When I finished my breakfast I looked up to see Belasco walking over toward my little table. We were not supposed to speak at meals, but he said, "Here, Bentley. Eat this on the way to the factory," and he handed me his chunk of bread-which was far larger than mine had been. A guard shouted, "Invasion of Privacy!" from across the room, but I ignored him.

"Thanks," I said. Then I held out my hand, as men did in films. "Goodbye, Belasco," I said.

He understood the gesture, and took my hand firmly, looking me in the face. "Goodbye, Bentley," he said. "I think you're doing the right thing."

I nodded, squeezed his hand hard, and then turned and walked away.

When I filed into the doorway with the rest of my s.h.i.+ft the knife was already in operation. I stopped and let the others walk in past me and stared at it for a minute. It looked overwhelming to me and my stomach seemed to clamp tight inside me and my hands began to tremble, from just looking at it.

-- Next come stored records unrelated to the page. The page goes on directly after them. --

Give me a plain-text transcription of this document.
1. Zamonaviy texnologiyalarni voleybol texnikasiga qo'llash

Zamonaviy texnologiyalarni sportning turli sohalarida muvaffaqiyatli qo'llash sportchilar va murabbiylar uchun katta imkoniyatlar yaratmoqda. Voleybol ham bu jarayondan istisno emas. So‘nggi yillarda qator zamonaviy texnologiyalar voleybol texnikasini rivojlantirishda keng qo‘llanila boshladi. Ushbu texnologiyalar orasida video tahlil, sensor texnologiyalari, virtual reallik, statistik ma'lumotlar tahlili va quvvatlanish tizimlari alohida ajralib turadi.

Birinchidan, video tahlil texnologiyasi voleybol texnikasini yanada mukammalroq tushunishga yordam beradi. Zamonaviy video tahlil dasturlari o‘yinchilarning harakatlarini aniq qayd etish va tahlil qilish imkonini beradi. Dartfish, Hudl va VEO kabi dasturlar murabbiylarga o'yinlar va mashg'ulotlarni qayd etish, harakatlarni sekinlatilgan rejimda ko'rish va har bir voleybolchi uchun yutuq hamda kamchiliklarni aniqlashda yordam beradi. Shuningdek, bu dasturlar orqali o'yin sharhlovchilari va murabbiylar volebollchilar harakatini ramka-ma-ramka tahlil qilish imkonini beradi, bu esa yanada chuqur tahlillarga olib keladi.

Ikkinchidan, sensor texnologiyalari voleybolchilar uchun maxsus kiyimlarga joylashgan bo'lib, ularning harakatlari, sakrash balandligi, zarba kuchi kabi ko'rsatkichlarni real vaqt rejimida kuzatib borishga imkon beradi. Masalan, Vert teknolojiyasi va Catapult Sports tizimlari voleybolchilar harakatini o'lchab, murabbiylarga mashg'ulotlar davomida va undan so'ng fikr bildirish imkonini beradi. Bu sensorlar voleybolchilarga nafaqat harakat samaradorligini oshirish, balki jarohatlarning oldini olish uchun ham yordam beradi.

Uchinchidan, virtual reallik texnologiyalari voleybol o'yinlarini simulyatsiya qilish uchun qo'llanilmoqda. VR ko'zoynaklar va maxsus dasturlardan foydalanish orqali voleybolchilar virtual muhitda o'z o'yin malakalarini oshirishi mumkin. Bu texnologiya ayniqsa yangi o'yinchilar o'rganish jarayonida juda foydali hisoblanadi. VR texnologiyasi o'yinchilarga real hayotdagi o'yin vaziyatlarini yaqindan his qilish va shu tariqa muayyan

It was about the length of a man's leg, and broader. The metal was adamant steel, silvery gray, with a curved edge that was so sharp it hardly made any sound as it cleaved like a guillotine through twenty layers of thick polymeric shoe material. The material was fed to it on a conveyor belt, and held in position on a kind of anvil under the blade by a set of metal hands; they would hold a stack of material under the blade and the blade would drop from a height of five feet and shear noiselessly into the stack and then pull back up again. I could see light glitter on the edge of the blade when it was at its high point, and I thought of what would happen if it touched my wrists. And how could I be certain where to place them? And if I succeeded with one arm, I still would have to do the other. It was impossible. Standing there, I felt it wash over me like a wave: I'll bleed to death. The blood will let from my wrists like a fountain . . .

And then I said aloud, "So what? I have nothing to lose."